A short recap before continuing

Hopefully, by this point, you understand how multiplying two time series produces a new time series composed of the sum of all the products of the individual sinusoids in the two original time series.

When each pair of sinusoids is multiplied together, they produce a new time series consisting of two other sinusoids whose frequencies are the sum and difference of the original pair of frequencies.

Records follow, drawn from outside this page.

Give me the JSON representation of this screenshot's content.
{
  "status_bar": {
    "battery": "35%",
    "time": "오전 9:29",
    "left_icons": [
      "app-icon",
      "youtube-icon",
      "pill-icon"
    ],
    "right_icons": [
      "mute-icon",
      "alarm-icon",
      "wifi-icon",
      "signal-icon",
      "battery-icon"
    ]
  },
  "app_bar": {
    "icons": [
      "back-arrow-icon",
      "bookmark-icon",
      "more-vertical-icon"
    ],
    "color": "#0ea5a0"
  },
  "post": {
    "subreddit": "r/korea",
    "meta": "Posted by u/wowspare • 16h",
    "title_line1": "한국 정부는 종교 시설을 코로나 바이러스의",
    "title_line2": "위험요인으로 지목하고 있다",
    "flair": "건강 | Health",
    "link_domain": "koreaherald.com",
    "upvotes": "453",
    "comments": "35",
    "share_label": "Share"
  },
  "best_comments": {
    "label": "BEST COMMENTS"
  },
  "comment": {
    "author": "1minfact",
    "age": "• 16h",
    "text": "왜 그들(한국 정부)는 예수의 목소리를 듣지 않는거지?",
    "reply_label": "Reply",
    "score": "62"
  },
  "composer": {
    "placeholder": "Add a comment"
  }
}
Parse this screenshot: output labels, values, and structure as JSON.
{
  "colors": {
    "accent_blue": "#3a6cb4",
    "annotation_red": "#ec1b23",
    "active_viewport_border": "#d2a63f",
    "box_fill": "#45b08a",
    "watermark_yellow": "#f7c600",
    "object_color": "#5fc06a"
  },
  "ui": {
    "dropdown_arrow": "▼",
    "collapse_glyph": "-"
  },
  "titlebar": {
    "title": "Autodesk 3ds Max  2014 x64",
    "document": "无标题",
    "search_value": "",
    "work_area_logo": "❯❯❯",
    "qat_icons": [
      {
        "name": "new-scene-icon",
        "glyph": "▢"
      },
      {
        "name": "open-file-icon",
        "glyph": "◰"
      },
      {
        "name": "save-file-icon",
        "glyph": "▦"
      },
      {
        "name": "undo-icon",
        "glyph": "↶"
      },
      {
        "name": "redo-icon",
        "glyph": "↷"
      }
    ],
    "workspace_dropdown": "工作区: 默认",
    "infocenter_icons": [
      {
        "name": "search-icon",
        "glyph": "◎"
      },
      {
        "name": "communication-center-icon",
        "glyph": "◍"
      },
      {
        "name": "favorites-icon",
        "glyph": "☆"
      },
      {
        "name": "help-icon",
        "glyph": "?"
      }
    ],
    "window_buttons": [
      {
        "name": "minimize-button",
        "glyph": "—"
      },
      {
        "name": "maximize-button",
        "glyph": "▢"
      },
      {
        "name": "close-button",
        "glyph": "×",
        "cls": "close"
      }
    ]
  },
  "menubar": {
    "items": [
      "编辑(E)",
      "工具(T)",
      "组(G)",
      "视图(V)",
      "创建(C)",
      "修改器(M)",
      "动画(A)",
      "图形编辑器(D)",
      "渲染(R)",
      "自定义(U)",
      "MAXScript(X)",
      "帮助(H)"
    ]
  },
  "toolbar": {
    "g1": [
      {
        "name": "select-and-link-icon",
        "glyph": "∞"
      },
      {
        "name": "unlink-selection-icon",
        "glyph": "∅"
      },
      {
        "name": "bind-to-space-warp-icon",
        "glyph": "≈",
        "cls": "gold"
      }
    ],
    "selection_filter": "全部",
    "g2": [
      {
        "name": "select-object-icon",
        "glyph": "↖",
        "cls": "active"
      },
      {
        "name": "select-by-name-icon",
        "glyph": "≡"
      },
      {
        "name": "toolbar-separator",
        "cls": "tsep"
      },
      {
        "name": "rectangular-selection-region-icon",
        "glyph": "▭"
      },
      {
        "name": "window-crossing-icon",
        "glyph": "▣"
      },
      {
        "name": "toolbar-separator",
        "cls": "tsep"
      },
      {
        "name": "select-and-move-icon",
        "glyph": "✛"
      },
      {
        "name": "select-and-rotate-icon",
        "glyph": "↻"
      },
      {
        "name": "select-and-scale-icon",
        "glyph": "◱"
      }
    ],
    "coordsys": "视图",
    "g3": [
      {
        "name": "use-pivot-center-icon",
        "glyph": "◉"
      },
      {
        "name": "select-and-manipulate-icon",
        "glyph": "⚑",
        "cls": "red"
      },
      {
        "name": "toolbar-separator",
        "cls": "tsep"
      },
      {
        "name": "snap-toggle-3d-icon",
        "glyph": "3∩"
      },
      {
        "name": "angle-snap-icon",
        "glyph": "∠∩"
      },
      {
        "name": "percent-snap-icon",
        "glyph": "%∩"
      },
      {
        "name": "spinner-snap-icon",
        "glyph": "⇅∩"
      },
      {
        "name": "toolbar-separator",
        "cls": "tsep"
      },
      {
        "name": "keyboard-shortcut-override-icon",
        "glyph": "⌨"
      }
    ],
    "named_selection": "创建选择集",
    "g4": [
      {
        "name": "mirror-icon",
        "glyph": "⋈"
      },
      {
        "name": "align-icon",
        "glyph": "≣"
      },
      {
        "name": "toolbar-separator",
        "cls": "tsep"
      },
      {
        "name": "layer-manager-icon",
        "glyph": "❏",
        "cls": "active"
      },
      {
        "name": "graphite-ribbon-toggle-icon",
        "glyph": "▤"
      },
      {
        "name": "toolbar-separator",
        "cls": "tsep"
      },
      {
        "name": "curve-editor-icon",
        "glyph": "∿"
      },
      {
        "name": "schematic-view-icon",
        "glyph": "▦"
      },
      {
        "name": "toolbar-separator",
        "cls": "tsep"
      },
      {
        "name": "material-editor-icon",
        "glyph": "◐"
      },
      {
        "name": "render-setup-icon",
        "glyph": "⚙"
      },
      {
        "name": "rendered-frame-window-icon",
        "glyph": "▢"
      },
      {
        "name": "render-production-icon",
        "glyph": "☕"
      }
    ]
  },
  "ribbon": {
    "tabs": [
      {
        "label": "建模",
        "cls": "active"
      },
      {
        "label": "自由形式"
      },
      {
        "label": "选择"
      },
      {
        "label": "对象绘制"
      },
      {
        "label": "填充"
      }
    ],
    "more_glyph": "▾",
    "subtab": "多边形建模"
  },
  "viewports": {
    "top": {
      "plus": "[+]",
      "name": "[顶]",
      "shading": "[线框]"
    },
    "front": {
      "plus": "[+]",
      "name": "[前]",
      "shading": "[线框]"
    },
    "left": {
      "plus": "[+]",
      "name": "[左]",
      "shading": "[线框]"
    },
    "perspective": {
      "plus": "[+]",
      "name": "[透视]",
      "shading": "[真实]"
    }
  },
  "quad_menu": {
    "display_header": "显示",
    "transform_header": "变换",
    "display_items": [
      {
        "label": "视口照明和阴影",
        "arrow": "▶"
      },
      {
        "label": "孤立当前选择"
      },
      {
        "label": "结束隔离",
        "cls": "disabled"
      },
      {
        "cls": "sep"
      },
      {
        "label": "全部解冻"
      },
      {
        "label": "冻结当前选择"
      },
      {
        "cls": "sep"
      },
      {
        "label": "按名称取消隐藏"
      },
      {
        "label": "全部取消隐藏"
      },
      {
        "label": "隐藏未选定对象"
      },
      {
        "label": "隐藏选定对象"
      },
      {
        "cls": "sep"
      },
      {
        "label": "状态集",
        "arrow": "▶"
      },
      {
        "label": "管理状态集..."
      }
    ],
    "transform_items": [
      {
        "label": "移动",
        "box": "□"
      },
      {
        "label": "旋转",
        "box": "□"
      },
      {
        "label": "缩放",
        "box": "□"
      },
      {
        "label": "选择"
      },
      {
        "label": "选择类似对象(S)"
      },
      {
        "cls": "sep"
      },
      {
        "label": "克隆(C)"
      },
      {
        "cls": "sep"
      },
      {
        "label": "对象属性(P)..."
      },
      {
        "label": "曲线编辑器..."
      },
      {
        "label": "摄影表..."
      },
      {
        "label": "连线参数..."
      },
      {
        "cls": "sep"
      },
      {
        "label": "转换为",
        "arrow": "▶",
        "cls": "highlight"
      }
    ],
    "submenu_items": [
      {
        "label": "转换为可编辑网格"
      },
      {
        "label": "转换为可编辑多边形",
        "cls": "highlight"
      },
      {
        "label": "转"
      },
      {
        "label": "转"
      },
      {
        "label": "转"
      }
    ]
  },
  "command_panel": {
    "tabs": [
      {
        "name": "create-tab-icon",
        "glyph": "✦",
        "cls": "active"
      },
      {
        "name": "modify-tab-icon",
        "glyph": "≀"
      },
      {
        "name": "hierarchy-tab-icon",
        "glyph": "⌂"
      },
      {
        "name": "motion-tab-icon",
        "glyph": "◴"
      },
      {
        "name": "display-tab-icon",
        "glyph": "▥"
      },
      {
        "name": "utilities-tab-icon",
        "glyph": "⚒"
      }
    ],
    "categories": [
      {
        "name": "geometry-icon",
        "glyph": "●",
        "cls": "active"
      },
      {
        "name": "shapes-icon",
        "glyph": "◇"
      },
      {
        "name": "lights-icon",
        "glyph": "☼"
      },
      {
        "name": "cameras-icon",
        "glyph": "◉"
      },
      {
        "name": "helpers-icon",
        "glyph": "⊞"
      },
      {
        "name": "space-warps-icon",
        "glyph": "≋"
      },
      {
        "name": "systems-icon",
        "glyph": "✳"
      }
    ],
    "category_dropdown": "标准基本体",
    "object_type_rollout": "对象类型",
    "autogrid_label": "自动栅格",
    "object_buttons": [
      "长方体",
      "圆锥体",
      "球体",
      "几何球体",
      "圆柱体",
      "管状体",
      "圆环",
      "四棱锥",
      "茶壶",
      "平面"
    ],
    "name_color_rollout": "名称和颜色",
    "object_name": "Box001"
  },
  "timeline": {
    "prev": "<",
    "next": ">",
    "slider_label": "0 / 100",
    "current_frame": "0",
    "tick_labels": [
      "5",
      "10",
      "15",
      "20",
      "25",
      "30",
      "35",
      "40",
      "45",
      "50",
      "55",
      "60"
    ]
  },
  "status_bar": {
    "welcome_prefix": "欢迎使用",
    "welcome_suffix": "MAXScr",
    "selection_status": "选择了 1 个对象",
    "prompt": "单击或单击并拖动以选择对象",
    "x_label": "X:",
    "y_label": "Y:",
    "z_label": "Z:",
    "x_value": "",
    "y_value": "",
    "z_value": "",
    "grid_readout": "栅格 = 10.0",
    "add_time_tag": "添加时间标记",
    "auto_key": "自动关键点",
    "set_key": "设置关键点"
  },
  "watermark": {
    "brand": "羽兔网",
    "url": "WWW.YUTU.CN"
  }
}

The error in the computed average

When an average is computed for a fixed number of points on the new time series, the error in the average tends to be greater for cases where the original frequency values were close together.  This is because the period of one of the new sinusoids becomes longer as the original frequencies become closer.  In general, the longer the period of the sinusoid, the more points are required to get a good estimate of its average value.

Does this matter?

There are many operations in DSP where this matters a lot.  As mentioned earlier, the computational requirements for DSP frequently boil down to nothing more than multiplying a pair of time series and computing the average of the product.  You will see many examples of this as you continue studying the lessons in this series of tutorials on DSP.

Spectral analysis

I am going to illustrate my point by showing you one such example in this lesson.  This example will use a Fourier transform in an attempt to perform spectral analysis and to separate two closely-spaced frequency components in a time series.  As you will see, errors in the computed average can interfere with this process in a significant way.

(This example will illustrate and explain the results using graphs.  Future lessons will provide more technical details on the DSP operations involved.)

Several steps

I will provide this illustration in several steps. 

First, I will show you spectral data for several time series, each consisting of a single sinusoid.  The time series will have different lengths but the individual sinusoids will have the same frequency.  This will serve as baseline data for the experiments that follow.

Sum of two sinusoids

Then I will show you spectral data for several time series, each composed of the sum of two sinusoids.  These time series will have different lengths.  The sinusoids in each time series will have the same frequencies.  I will show you two cases that fall under this description.  The frequency difference for the two sinusoids in each time series will be small in one case, and greater in another case.

Sinusoids with different frequency differences

Finally, I will show you spectral data for several time series, each composed of the sum of two sinusoids.  These time series will be different lengths, and the sinusoids in each time series will have different frequencies.  In particular, the frequency difference between the two sinusoids in each time series will be equal to the theoretical frequency resolution for a time series of that particular length.

The Fourier transform

In order to perform the spectral analysis, I will perform a Fourier transform on the time series to transform that data into the frequency domain.  Then I will plot the data in the frequency domain.

(This lesson will not provide technical details on the Fourier transform.  That information will be forthcoming in a future lesson.)

Keeping it simple

To keep this explanation as simple as possible, I will stipulate that all of the sinusoids contained in the time series are cosine functions.  There are no sine functions in the time series.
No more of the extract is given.